Microsoft is bringing Sysmon functionality to Windows 11 and Windows Server 2025 as standard. The security tool, formerly part of Sysinternals, will be integrated into the operating system itself.
Microsoft announced in November 2025 that Sysmon functionality would become available natively in Windows. The company is now rolling out the feature to Windows 11 Insider Preview Build 26220.7752. The tool is disabled by default and must be activated explicitly.
Sysmon monitors system activity and writes events to the Windows event log. The tool helps detect threats such as credential theft and lateral movements in networks. Security teams use the generated data in SIEM systems for analysis and detection.

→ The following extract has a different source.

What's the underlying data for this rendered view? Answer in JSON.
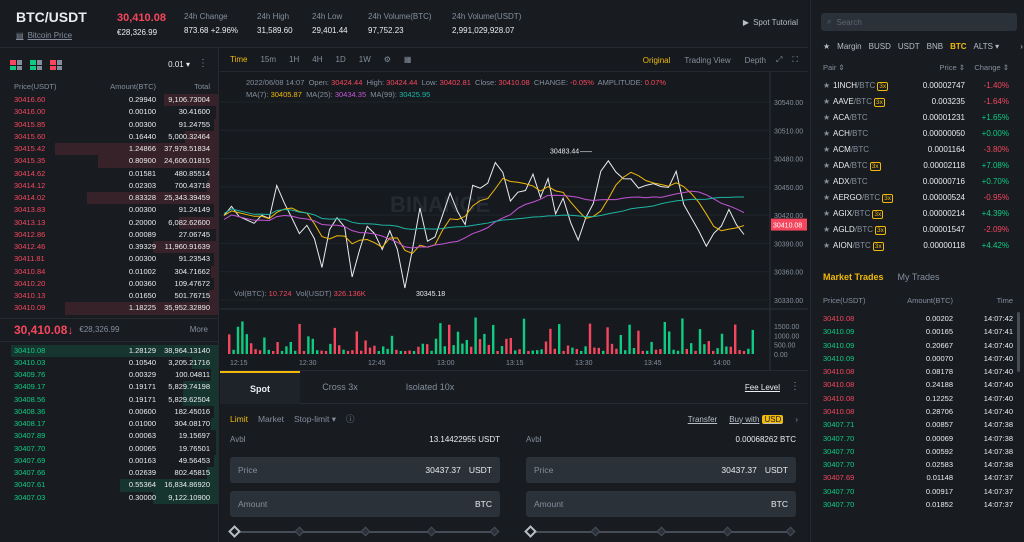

End of operational overhead
For many IT administrators, Sysmon used to mean manual work. You had to download binaries, roll out configurations, and consistently apply updates across thousands of endpoints. This introduced risks when updates were delayed. In addition, there was no official support for production environments, which entailed additional maintenance costs.
Native integration solves these issues. Updates are automatically received via Windows Update, while compliance is automated.
Activation and configuration
Users can enable Sysmon via Settings > System > Optional features > More Windows features, or via PowerShell with the command ‘Dism /Online /Enable-Feature /FeatureName:Sysmon’. After installation, start the service with ‘sysmon -i’ via PowerShell or command prompt.
If you have already installed Sysmon from the Sysinternals website, you must first uninstall it before the built-in version can be activated. The functionality remains unchanged, including support for custom configuration files.
The tool writes events to Applications and Services Logs / Microsoft/Windows/Sysmon/Operational. Sysmon does not analyze events or generate alerts itself; it provides data for interpretation by SIEM systems. Sysmon offers detailed insights that are not normally visible in standard Windows logs.